I have been on the faculty at Ohio State since January, 1995. Prior to that, I was an undergraduate at Yale University, a graduate student at Princeton University, a postdoc at Cambridge University, and U.C. Berkeley, and a long term member at the Institute for Advanced Study. For details, see my curriculum vitae.
For astronomers, the best summary of my research is the list and brief description of my 25 most cited publications. You can find a list of all of my scientific publications here (or in the c.v. above). I will try to write up a short description of my work that is more accessible to non-astronomers, but the most recent one I have is too long out of date. One of my most satisfying professional roles is to be an advisor and mentor for graduate students and postdocs.
A lot of my research involves the Sloan Digital Sky Survey (SDSS). I joined the SDSS in 1992, when I was a postdoc at the IAS, where I worked on creating simulated data, devising the galaxy target selection algorithms, survey strategy and software, and proposal writing. I became one of the project's first External Participants when I moved to Ohio State in 1995, and I served as the first SDSS Scientific Publications Coordinator. Ohio State became an institutional member of the SDSS in 2005, and I was elected the Collaboration Spokesperson for SDSS-II (2005-2008), a program that completed the original goals of the SDSS and carried out additional surveys of distant supernovae and the Milky Way galaxy. The SDSS galaxy survey has been the main target for my work on interpretation of galaxy clustering, and some of my work on galaxy formation has also been aimed at SDSS data. In 2007 I also became the Project Scientist for SDSS-III, a six-year program of four surveys that is using the SDSS facilities to investigate new scientific areas. A large fraction of my research effort is devoted either directly to SDSS-III or to theoretical studies aimed at the interpretation of SDSS-III data. SDSS-III has now completed its observations and its final data release (SDSS DR12, January 2015), though some of the most interesting analyses of SDSS-III data are still in process. SDSS-IV began observations in 2014 and will continue through the end of the decade. All phases of the SDSS are summarized at the SDSS website.

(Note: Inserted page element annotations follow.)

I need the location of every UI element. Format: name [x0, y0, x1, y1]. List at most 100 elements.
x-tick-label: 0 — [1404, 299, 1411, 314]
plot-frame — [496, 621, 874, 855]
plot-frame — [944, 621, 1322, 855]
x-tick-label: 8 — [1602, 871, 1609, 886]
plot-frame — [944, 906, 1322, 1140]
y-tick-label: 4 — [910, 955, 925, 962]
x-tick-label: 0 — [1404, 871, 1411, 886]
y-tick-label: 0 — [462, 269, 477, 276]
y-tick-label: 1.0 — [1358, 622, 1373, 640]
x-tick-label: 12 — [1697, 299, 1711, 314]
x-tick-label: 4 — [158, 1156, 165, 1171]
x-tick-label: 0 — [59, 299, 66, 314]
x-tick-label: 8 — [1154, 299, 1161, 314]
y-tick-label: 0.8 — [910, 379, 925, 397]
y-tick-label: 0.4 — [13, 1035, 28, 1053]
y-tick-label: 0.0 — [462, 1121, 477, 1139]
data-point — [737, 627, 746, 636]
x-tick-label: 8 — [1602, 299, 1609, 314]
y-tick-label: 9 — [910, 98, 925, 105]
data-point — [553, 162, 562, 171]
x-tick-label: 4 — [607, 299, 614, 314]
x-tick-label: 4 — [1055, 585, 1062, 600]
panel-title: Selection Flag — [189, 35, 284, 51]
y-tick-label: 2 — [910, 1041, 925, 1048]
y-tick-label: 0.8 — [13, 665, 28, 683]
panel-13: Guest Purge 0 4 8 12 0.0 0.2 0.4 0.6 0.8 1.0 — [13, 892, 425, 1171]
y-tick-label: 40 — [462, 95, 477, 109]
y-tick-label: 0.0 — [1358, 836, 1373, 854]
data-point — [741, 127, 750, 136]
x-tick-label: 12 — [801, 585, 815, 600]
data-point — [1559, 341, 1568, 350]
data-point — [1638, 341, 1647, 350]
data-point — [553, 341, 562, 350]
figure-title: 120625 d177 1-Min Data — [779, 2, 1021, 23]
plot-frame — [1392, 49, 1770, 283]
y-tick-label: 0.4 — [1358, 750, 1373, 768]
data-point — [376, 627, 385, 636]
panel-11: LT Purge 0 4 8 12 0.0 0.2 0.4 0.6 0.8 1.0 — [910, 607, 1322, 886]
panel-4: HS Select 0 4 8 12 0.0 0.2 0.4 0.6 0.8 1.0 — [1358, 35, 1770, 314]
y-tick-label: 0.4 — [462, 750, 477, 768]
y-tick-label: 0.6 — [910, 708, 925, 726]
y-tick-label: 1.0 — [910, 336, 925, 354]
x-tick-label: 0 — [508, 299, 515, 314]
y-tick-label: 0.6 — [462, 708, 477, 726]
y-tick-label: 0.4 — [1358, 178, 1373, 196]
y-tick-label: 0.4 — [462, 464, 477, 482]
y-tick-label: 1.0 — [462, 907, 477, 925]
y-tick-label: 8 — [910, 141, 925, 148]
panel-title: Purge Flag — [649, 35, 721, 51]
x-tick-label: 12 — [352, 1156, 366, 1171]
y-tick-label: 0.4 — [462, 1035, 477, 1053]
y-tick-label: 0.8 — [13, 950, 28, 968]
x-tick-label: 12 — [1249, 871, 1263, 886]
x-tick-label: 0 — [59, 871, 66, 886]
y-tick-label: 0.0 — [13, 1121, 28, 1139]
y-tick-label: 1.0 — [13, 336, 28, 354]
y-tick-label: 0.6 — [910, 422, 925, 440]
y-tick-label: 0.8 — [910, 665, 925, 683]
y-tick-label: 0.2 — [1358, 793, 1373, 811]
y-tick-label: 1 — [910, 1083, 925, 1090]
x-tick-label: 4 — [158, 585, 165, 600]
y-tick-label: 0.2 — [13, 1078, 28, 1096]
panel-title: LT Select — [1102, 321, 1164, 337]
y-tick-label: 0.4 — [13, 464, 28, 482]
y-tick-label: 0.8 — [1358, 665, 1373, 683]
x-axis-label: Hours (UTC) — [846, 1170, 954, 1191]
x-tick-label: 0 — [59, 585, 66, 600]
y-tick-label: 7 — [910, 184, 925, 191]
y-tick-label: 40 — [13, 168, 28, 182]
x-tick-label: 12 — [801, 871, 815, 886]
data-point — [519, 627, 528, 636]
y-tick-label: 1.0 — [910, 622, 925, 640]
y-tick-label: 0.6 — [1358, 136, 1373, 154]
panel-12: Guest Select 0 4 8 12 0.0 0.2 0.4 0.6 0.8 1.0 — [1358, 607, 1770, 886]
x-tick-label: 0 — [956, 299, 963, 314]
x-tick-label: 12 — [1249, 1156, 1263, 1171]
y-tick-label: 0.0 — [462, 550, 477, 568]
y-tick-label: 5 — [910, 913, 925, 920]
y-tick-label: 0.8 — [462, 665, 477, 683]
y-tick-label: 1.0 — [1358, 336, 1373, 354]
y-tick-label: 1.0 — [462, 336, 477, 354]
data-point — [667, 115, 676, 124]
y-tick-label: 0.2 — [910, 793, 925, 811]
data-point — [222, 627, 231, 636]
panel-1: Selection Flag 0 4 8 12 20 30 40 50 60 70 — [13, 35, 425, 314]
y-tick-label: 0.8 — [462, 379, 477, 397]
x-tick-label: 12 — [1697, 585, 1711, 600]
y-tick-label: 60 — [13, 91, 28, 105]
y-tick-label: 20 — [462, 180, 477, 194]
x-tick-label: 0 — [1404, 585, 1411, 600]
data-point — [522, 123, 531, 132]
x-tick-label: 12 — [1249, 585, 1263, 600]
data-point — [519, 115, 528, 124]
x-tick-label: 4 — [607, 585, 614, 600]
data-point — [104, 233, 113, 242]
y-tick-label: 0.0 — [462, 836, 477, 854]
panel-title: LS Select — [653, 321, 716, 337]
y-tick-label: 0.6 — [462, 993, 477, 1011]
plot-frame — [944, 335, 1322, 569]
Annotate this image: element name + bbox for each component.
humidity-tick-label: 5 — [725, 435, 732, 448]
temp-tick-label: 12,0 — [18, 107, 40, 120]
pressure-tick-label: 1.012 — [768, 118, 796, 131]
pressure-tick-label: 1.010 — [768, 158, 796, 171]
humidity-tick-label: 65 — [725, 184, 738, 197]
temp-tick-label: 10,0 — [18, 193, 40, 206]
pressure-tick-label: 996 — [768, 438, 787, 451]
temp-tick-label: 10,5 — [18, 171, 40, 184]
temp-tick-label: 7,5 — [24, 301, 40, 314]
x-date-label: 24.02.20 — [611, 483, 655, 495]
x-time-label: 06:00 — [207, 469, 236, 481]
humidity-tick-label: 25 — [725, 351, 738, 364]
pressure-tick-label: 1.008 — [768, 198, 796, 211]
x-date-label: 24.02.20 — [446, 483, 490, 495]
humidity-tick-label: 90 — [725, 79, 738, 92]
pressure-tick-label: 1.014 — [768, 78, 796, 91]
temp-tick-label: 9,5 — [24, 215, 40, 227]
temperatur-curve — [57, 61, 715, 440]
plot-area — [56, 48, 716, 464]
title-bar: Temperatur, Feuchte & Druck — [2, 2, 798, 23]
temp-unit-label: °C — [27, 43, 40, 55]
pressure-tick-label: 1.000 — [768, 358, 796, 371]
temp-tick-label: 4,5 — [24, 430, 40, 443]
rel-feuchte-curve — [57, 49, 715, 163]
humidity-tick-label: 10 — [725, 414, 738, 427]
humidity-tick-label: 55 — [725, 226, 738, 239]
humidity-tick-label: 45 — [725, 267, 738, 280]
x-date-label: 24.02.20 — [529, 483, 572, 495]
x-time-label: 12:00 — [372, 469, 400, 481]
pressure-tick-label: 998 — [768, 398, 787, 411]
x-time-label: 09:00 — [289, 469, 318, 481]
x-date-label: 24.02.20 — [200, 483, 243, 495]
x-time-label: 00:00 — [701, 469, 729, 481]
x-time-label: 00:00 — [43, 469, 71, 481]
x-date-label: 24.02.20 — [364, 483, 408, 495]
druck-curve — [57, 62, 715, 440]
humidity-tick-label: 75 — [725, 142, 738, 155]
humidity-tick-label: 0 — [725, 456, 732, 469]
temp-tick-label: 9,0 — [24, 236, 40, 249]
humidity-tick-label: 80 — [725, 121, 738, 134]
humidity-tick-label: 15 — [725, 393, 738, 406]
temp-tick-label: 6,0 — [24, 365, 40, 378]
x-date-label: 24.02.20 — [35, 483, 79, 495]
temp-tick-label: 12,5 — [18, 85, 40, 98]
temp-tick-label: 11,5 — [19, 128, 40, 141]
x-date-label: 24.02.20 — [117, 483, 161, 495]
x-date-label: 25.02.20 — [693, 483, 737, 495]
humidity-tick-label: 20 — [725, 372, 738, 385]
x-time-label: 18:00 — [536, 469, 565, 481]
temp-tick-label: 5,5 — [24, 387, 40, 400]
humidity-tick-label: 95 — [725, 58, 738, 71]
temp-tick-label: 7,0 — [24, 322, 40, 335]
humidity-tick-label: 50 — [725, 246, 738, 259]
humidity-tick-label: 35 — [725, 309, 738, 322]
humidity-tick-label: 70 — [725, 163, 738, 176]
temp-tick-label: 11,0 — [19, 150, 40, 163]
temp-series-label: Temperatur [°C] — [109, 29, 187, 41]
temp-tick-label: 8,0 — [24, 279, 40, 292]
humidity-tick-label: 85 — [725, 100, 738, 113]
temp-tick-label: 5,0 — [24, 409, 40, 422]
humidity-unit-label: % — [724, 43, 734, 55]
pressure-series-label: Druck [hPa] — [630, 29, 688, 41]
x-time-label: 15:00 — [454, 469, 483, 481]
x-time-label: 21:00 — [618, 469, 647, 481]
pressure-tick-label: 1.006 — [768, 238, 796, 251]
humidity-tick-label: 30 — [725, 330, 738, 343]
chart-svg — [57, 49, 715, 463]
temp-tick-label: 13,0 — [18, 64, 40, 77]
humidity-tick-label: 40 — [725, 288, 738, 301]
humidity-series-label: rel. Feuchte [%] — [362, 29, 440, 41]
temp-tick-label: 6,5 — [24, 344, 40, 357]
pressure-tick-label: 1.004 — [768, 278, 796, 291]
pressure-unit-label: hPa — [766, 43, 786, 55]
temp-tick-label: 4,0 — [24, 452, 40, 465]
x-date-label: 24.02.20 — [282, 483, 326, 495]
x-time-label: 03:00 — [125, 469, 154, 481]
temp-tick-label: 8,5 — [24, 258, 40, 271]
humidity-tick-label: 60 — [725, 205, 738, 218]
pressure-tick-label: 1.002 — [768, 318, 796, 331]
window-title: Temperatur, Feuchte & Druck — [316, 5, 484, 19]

Since 2004, I have collaborated with MacArthur Award winning artist Josiah McElheny on the design of cosmologically inspired sculptures, which have appeared in museums and gallery exhibitions in Columbus, New York, Chicago, Rochester, Seattle, Phoenix, and London. You can find some images, a description of the projects, and links to other accounts of the sculptures and our collaboration here. The most recent project that Josiah and I completed involved fiber plugplates from the SDSS (and, by circuitous routes, the communist revolutionary Auguste Blanqui and the author Jorge Luis Borges).
I was also a science consultant for the film Dark Matter, an independent film written by Billy Shebar and Chen Shi-Zheng and starring Liu Ye, Aidan Quinn, and Meryl Streep. And you can look here for some of my less serious treatments of cosmology and astrophysics, the most infamous of which is The Dark Matter Rap.